Noam Shazeer is leaving Google for OpenAI, ending a two-year return stint at the company where he had become a Vice President of Engineering and co-lead of the Gemini models.
The move stands out because Shazeer is tied to several major chapters in recent AI history: Google search improvements, the AI chatbot startup Character.AI, Gemini, and the paper "Attention Is All You Need."
A senior Google AI figure moves to OpenAI
Shazeer served as Vice President of Engineering at Google and co-led the company's Gemini models alongside Jeff Dean and Oriol Vinyals. His departure takes one of the most visible names from Google's AI leadership and places him at OpenAI.
Shazeer described the move as personally difficult. "It was a difficult decision to move on," he wrote.
The source describes his move to OpenAI as the biggest AI talent story of the year so far, putting it in the same tier as Andrej Karpathy joining Anthropic. That comparison matters because the current AI race is not only about models and products. It is also about where a small number of highly experienced researchers and engineers choose to work.
Why Shazeer's record matters
Shazeer joined Google in 2000. During his first long period at the company, he worked on improvements that included the search engine's spell checker.
He is also a co-author of what the source calls arguably the most influential AI paper ever written, "Attention Is All You Need." That connection gives his career unusual weight in the AI field, because his name is attached both to foundational research and to major applied AI systems.
His work history now connects several key points in the competitive AI landscape:
- Google, where he joined in 2000 and later returned as Vice President of Engineering.
- Character.AI, the AI chatbot startup he co-founded after leaving Google in 2021.
- Gemini, which he co-led with Jeff Dean and Oriol Vinyals after his return.
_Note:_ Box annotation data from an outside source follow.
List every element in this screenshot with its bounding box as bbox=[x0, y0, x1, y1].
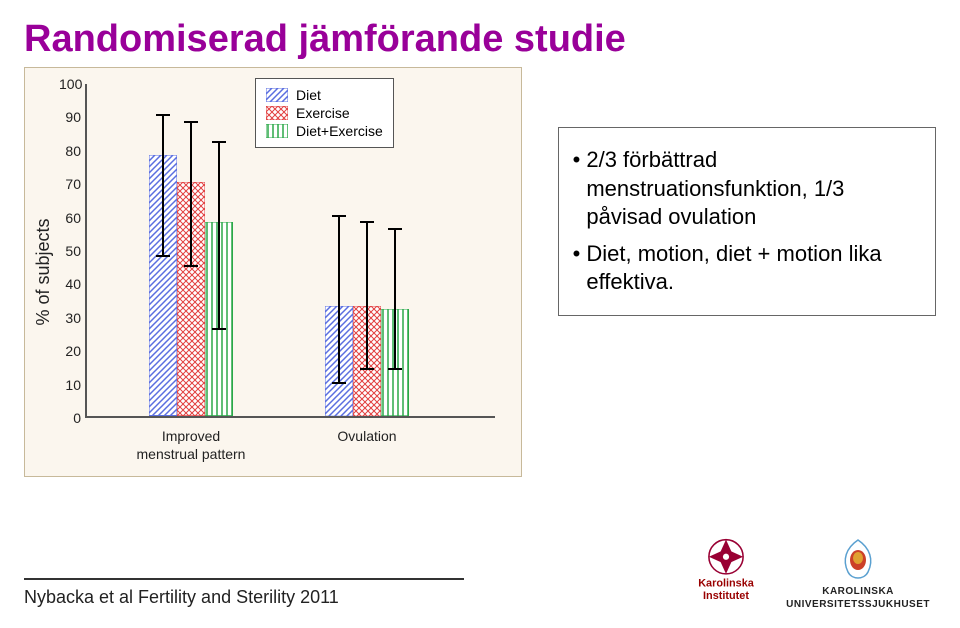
y-tick: 80 bbox=[59, 143, 81, 159]
error-bar bbox=[218, 142, 220, 329]
legend-item: Diet+Exercise bbox=[266, 123, 383, 139]
y-tick: 60 bbox=[59, 210, 81, 226]
y-tick: 50 bbox=[59, 243, 81, 259]
bullet-item: 2/3 förbättrad menstruationsfunktion, 1/… bbox=[573, 146, 921, 232]
y-tick: 20 bbox=[59, 343, 81, 359]
chart-legend: Diet Exercise Diet+Exercise bbox=[255, 78, 394, 148]
citation: Nybacka et al Fertility and Sterility 20… bbox=[24, 587, 339, 608]
legend-label: Diet+Exercise bbox=[296, 123, 383, 139]
karolinska-institutet-logo: Karolinska Institutet bbox=[684, 535, 768, 610]
x-tick: menstrual pattern bbox=[137, 446, 246, 462]
y-tick: 30 bbox=[59, 310, 81, 326]
error-bar bbox=[162, 115, 164, 255]
x-tick: Improved bbox=[162, 428, 220, 444]
page-title: Randomiserad jämförande studie bbox=[24, 18, 936, 61]
y-tick: 0 bbox=[59, 410, 81, 426]
legend-label: Diet bbox=[296, 87, 321, 103]
error-bar bbox=[338, 216, 340, 383]
y-tick: 10 bbox=[59, 377, 81, 393]
ku-label-1: KAROLINSKA bbox=[822, 586, 894, 597]
karolinska-sjukhuset-logo: KAROLINSKA UNIVERSITETSSJUKHUSET bbox=[786, 536, 930, 610]
error-bar bbox=[394, 229, 396, 369]
error-bar bbox=[190, 122, 192, 266]
error-bar bbox=[366, 222, 368, 369]
y-tick: 100 bbox=[59, 76, 81, 92]
legend-label: Exercise bbox=[296, 105, 350, 121]
y-axis-label: % of subjects bbox=[33, 218, 54, 325]
divider bbox=[24, 578, 464, 580]
x-tick: Ovulation bbox=[337, 428, 396, 444]
svg-text:Institutet: Institutet bbox=[703, 590, 749, 602]
bullet-item: Diet, motion, diet + motion lika effekti… bbox=[573, 240, 921, 297]
legend-item: Diet bbox=[266, 87, 383, 103]
legend-item: Exercise bbox=[266, 105, 383, 121]
ku-label-2: UNIVERSITETSSJUKHUSET bbox=[786, 599, 930, 610]
y-tick: 90 bbox=[59, 109, 81, 125]
bar-chart: % of subjects Improved menstrual pattern O… bbox=[24, 67, 522, 477]
y-tick: 40 bbox=[59, 276, 81, 292]
svg-text:Karolinska: Karolinska bbox=[698, 577, 755, 589]
y-tick: 70 bbox=[59, 176, 81, 192]
findings-box: 2/3 förbättrad menstruationsfunktion, 1/… bbox=[558, 127, 936, 316]
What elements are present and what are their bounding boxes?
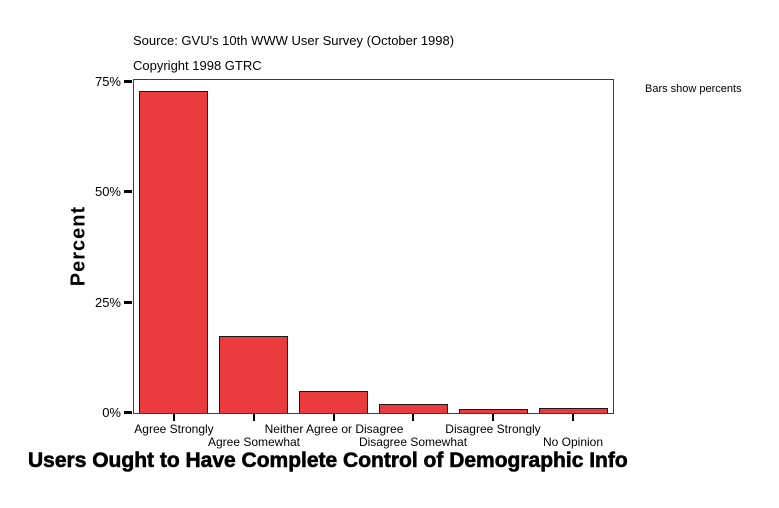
x-tick-label-disagree-strongly: Disagree Strongly xyxy=(445,422,541,436)
bar-no-opinion xyxy=(539,408,608,413)
bar-agree-somewhat xyxy=(219,336,288,413)
copyright-text: Copyright 1998 GTRC xyxy=(133,58,262,73)
y-tick-mark xyxy=(124,301,132,304)
y-tick-label: 25% xyxy=(94,295,121,310)
x-tick-label-neither-agree-or-disagree: Neither Agree or Disagree xyxy=(264,422,404,436)
x-tick-mark xyxy=(572,414,574,421)
x-tick-label-no-opinion: No Opinion xyxy=(542,435,604,449)
x-tick-mark xyxy=(253,414,255,421)
x-tick-label-agree-somewhat: Agree Somewhat xyxy=(207,435,301,449)
y-tick-mark xyxy=(124,80,132,83)
y-tick-label: 0% xyxy=(102,405,121,420)
y-tick-label: 50% xyxy=(94,184,121,199)
bar-neither-agree-or-disagree xyxy=(299,391,368,413)
bar-agree-strongly xyxy=(139,91,208,413)
x-tick-label-agree-strongly: Agree Strongly xyxy=(134,422,214,436)
x-tick-mark xyxy=(492,414,494,421)
source-text: Source: GVU's 10th WWW User Survey (Octo… xyxy=(133,33,455,48)
chart-title: Users Ought to Have Complete Control of … xyxy=(28,449,628,473)
bars-show-percents-note: Bars show percents xyxy=(645,83,742,95)
x-tick-mark xyxy=(173,414,175,421)
y-axis-label: Percent xyxy=(67,205,90,287)
bar-disagree-strongly xyxy=(459,409,528,413)
y-tick-mark xyxy=(124,190,132,193)
x-tick-mark xyxy=(333,414,335,421)
x-tick-mark xyxy=(412,414,414,421)
bar-disagree-somewhat xyxy=(379,404,448,413)
x-tick-label-disagree-somewhat: Disagree Somewhat xyxy=(358,435,468,449)
y-tick-mark xyxy=(124,411,132,414)
y-tick-label: 75% xyxy=(94,74,121,89)
plot-area xyxy=(133,79,614,414)
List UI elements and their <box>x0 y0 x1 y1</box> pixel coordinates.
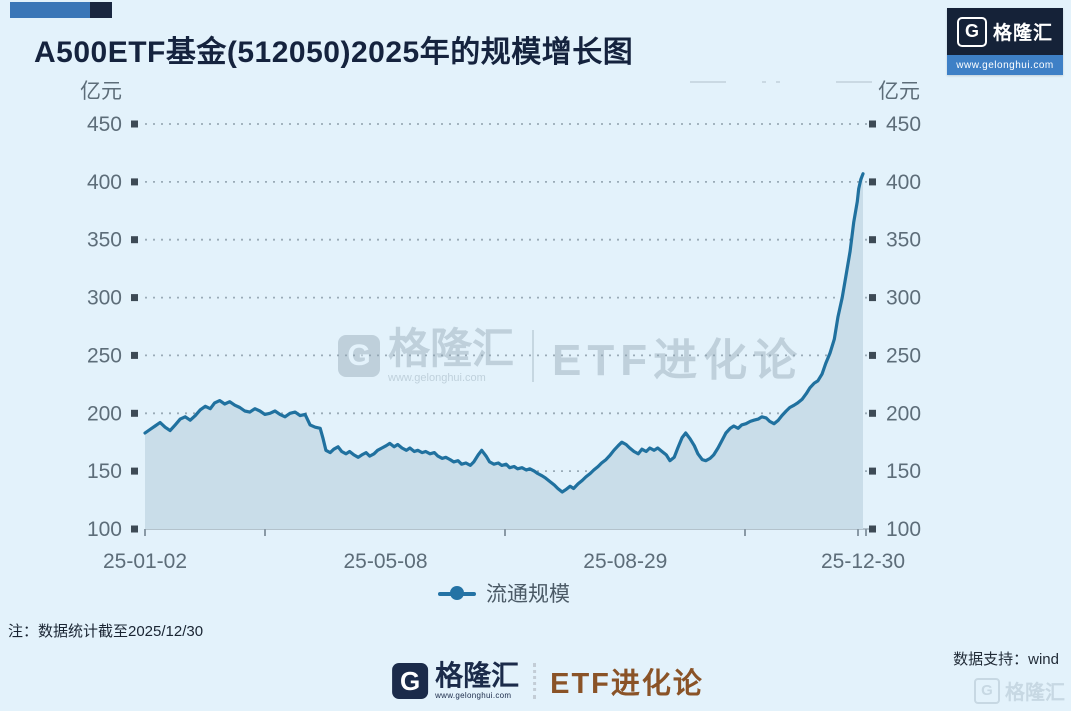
y-tick-square-left <box>131 178 138 186</box>
y-axis-label-right: 150 <box>886 460 921 483</box>
x-axis-label: 25-08-29 <box>583 550 667 573</box>
footer-series-name: ETF进化论 <box>550 668 704 700</box>
footer-brand-lockup: G 格隆汇 www.gelonghui.com ETF进化论 <box>392 660 704 702</box>
y-tick-square-right <box>869 467 876 475</box>
y-tick-square-left <box>131 236 138 244</box>
brand-name: 格隆汇 <box>992 23 1053 44</box>
legend-line-dot-icon <box>438 585 476 601</box>
y-axis-label-left: 400 <box>87 171 122 194</box>
chart-legend: 流通规模 <box>438 578 570 608</box>
x-axis-label: 25-05-08 <box>343 550 427 573</box>
y-axis-label-left: 450 <box>87 113 122 136</box>
x-axis-label: 25-01-02 <box>103 550 187 573</box>
y-tick-square-right <box>869 525 876 533</box>
y-tick-square-left <box>131 351 138 359</box>
y-tick-square-left <box>131 409 138 417</box>
accent-bar-navy <box>90 2 112 18</box>
footer-brand-url: www.gelonghui.com <box>435 691 512 700</box>
y-axis-label-left: 200 <box>87 402 122 425</box>
page-title: A500ETF基金(512050)2025年的规模增长图 <box>34 36 634 69</box>
y-axis-label-right: 250 <box>886 344 921 367</box>
y-axis-label-right: 350 <box>886 229 921 252</box>
brand-url: www.gelonghui.com <box>947 55 1063 75</box>
y-axis-label-left: 250 <box>87 344 122 367</box>
x-axis-label: 25-12-30 <box>821 550 905 573</box>
gelonghui-logo-icon: G <box>956 16 987 47</box>
footer-brand-name: 格隆汇 <box>435 660 520 691</box>
y-axis-label-left: 350 <box>87 229 122 252</box>
y-tick-square-left <box>131 120 138 128</box>
accent-bar-blue <box>10 2 90 18</box>
y-tick-square-right <box>869 120 876 128</box>
y-axis-label-right: 100 <box>886 518 921 541</box>
gelonghui-brand-plate: G 格隆汇 www.gelonghui.com <box>947 8 1063 75</box>
corner-watermark-logo: G 格隆汇 <box>974 676 1065 705</box>
corner-watermark-brand: 格隆汇 <box>1005 682 1065 704</box>
data-note: 注：数据统计截至2025/12/30 <box>8 623 204 640</box>
y-axis-label-right: 400 <box>886 171 921 194</box>
y-axis-label-right: 200 <box>886 402 921 425</box>
y-axis-label-left: 150 <box>87 460 122 483</box>
y-tick-square-left <box>131 294 138 302</box>
brand-plate-top: G 格隆汇 <box>947 8 1063 55</box>
area-fill <box>145 173 863 530</box>
data-support-credit: 数据支持：wind <box>953 651 1059 668</box>
faded-legend-artifacts <box>680 78 900 86</box>
y-tick-square-right <box>869 351 876 359</box>
y-tick-square-left <box>131 467 138 475</box>
y-tick-square-right <box>869 409 876 417</box>
y-tick-square-right <box>869 178 876 186</box>
y-axis-label-right: 450 <box>886 113 921 136</box>
header-accent-bar <box>10 2 112 18</box>
y-axis-unit-right: 亿元 <box>878 80 920 103</box>
y-axis-label-left: 300 <box>87 287 122 310</box>
y-axis-label-left: 100 <box>87 518 122 541</box>
y-tick-square-left <box>131 525 138 533</box>
y-axis-unit-left: 亿元 <box>80 80 122 103</box>
footer-divider <box>533 663 537 699</box>
y-tick-square-right <box>869 236 876 244</box>
corner-watermark-icon: G <box>974 677 1000 704</box>
y-axis-label-right: 300 <box>886 287 921 310</box>
footer-logo-icon: G <box>392 663 429 699</box>
y-tick-square-right <box>869 294 876 302</box>
legend-label: 流通规模 <box>486 583 570 606</box>
series-line <box>143 172 865 494</box>
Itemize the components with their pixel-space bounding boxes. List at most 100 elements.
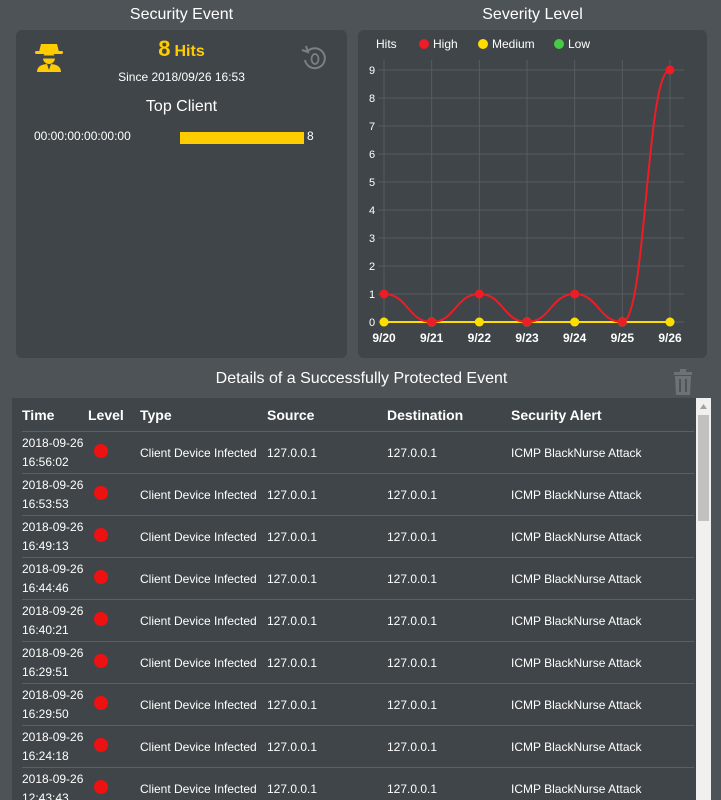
data-point-medium	[665, 317, 675, 327]
data-point-high	[379, 289, 389, 299]
event-type: Client Device Infected	[140, 557, 267, 600]
table-row[interactable]: 2018-09-26 16:40:21 Client Device Infected…	[22, 599, 694, 642]
table-row[interactable]: 2018-09-26 12:43:43 Client Device Infected…	[22, 767, 694, 800]
data-point-high	[617, 317, 627, 327]
event-security-alert: ICMP BlackNurse Attack	[511, 599, 694, 642]
y-tick-label: 7	[369, 121, 375, 133]
client-hits-bar	[180, 132, 304, 144]
event-level	[88, 515, 140, 558]
event-date: 2018-09-26	[22, 729, 84, 744]
event-level	[88, 473, 140, 516]
column-header-type: Type	[140, 398, 267, 432]
y-tick-label: 0	[369, 317, 375, 329]
event-security-alert: ICMP BlackNurse Attack	[511, 557, 694, 600]
event-clock: 16:29:50	[22, 706, 69, 721]
event-time: 2018-09-26 16:56:02	[22, 431, 88, 474]
table-row[interactable]: 2018-09-26 16:44:46 Client Device Infected…	[22, 557, 694, 600]
event-date: 2018-09-26	[22, 435, 84, 450]
event-time: 2018-09-26 16:49:13	[22, 515, 88, 558]
event-security-alert: ICMP BlackNurse Attack	[511, 767, 694, 800]
x-tick-label: 9/24	[563, 331, 587, 345]
event-clock: 12:43:43	[22, 790, 69, 800]
severity-level-panel: 0 1 2 3 4 5 6 7 8 9 9/20 9/21 9/22 9/23 9/24 9/25 9/26 Hi…	[358, 30, 707, 358]
data-point-high	[427, 317, 437, 327]
table-row[interactable]: 2018-09-26 16:53:53 Client Device Infected…	[22, 473, 694, 516]
event-date: 2018-09-26	[22, 687, 84, 702]
event-source: 127.0.0.1	[267, 641, 387, 684]
event-source: 127.0.0.1	[267, 767, 387, 800]
y-tick-label: 9	[369, 65, 375, 77]
event-destination: 127.0.0.1	[387, 767, 511, 800]
table-row[interactable]: 2018-09-26 16:49:13 Client Device Infected…	[22, 515, 694, 558]
legend-title: Hits	[376, 37, 397, 51]
event-source: 127.0.0.1	[267, 725, 387, 768]
scroll-thumb[interactable]	[698, 415, 709, 521]
security-event-title: Security Event	[129, 6, 234, 23]
scroll-up-icon[interactable]	[699, 402, 708, 411]
event-clock: 16:56:02	[22, 454, 69, 469]
event-time: 2018-09-26 16:29:50	[22, 683, 88, 726]
event-security-alert: ICMP BlackNurse Attack	[511, 725, 694, 768]
event-source: 127.0.0.1	[267, 683, 387, 726]
table-scrollbar[interactable]	[696, 398, 711, 800]
hits-count: 8	[158, 36, 171, 61]
data-point-high	[522, 317, 532, 327]
data-point-high	[570, 289, 580, 299]
legend-label-high: High	[433, 37, 458, 51]
details-title: Details of a Successfully Protected Even…	[215, 370, 508, 387]
severity-level-title: Severity Level	[482, 6, 583, 23]
data-point-medium	[570, 317, 580, 327]
event-date: 2018-09-26	[22, 603, 84, 618]
level-high-indicator	[94, 654, 108, 668]
event-level	[88, 557, 140, 600]
level-high-indicator	[94, 738, 108, 752]
event-level	[88, 431, 140, 474]
event-security-alert: ICMP BlackNurse Attack	[511, 683, 694, 726]
legend-marker-high	[419, 39, 429, 49]
table-row[interactable]: 2018-09-26 16:56:02 Client Device Infected…	[22, 431, 694, 474]
event-type: Client Device Infected	[140, 473, 267, 516]
trash-icon[interactable]	[671, 369, 695, 395]
event-destination: 127.0.0.1	[387, 557, 511, 600]
x-tick-label: 9/26	[658, 331, 682, 345]
data-point-high	[665, 65, 675, 75]
y-tick-label: 5	[369, 177, 375, 189]
events-table: Time Level Type Source Destination Secur…	[22, 398, 694, 800]
event-security-alert: ICMP BlackNurse Attack	[511, 641, 694, 684]
event-time: 2018-09-26 16:53:53	[22, 473, 88, 516]
table-row[interactable]: 2018-09-26 16:24:18 Client Device Infected…	[22, 725, 694, 768]
top-client-row: 00:00:00:00:00:00 8	[34, 129, 334, 145]
table-row[interactable]: 2018-09-26 16:29:50 Client Device Infected…	[22, 683, 694, 726]
table-row[interactable]: 2018-09-26 16:29:51 Client Device Infected…	[22, 641, 694, 684]
event-source: 127.0.0.1	[267, 515, 387, 558]
event-type: Client Device Infected	[140, 683, 267, 726]
event-destination: 127.0.0.1	[387, 599, 511, 642]
reset-counter-icon[interactable]	[299, 43, 329, 73]
since-timestamp: Since 2018/09/26 16:53	[118, 70, 245, 84]
event-security-alert: ICMP BlackNurse Attack	[511, 431, 694, 474]
level-high-indicator	[94, 696, 108, 710]
event-destination: 127.0.0.1	[387, 515, 511, 558]
table-header-row: Time Level Type Source Destination Secur…	[22, 398, 694, 432]
event-destination: 127.0.0.1	[387, 473, 511, 516]
x-tick-label: 9/25	[611, 331, 635, 345]
legend-label-medium: Medium	[492, 37, 535, 51]
column-header-security-alert: Security Alert	[511, 398, 694, 432]
level-high-indicator	[94, 612, 108, 626]
legend-marker-low	[554, 39, 564, 49]
hits-counter: 8 Hits	[16, 36, 347, 62]
event-time: 2018-09-26 12:43:43	[22, 767, 88, 800]
event-clock: 16:44:46	[22, 580, 69, 595]
x-tick-label: 9/21	[420, 331, 444, 345]
data-point-high	[474, 289, 484, 299]
event-date: 2018-09-26	[22, 645, 84, 660]
event-time: 2018-09-26 16:40:21	[22, 599, 88, 642]
top-client-title: Top Client	[145, 98, 218, 115]
column-header-level: Level	[88, 398, 140, 432]
event-time: 2018-09-26 16:24:18	[22, 725, 88, 768]
event-security-alert: ICMP BlackNurse Attack	[511, 473, 694, 516]
event-clock: 16:29:51	[22, 664, 69, 679]
x-tick-label: 9/22	[468, 331, 492, 345]
column-header-time: Time	[22, 398, 88, 432]
severity-line-chart: 0 1 2 3 4 5 6 7 8 9 9/20 9/21 9/22 9/23 9/24 9/25 9/26 Hi…	[369, 37, 684, 345]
- OpenAI, where he is now headed.
That sequence is why the move is being read as more than a routine executive change. It brings together a long Google history, a startup detour, a high-value return deal, and a new role at one of Google's direct AI competitors.
The Character.AI chapter
In 2021, Shazeer left Google to co-found Character.AI with Daniel De Freitas. The source identifies Character.AI as an AI chatbot startup, placing it directly in the broader wave of companies building conversational AI products.
His return to Google came in 2024 as part of a $2.7 billion deal. That deal brought Shazeer and Daniel De Freitas back to Google, along with parts of the research team.
The purpose of the return was specific: improving Google's reasoning models. According to the source, those models still have not caught up with OpenAI and Anthropic.
That context gives the departure a sharper edge. Shazeer was not merely returning to a familiar employer. He was brought back as part of a major deal connected to one of Google's most important AI challenges.
What this signals in the AI race
The facts in the source point to a clear pattern: major AI companies are competing for people as intensely as they compete over models. Shazeer's move from Google to OpenAI follows a career path that has already crossed research, search, chatbots, and frontier model development.
For Google, the departure removes a Gemini co-lead who had been brought back in connection with a $2.7 billion deal. For OpenAI, it adds a researcher and engineering leader whose record includes "Attention Is All You Need," Character.AI, and work on Google's Gemini models.
The move also reinforces how much attention the industry pays to individual AI leaders. In fields where a small number of teams shape widely watched systems, one personnel change can become a strategic signal.
Shazeer's decision closes another chapter in a career that has repeatedly moved between Google's core technology work, AI startup building, and large-scale model development. His next chapter will now unfold at OpenAI.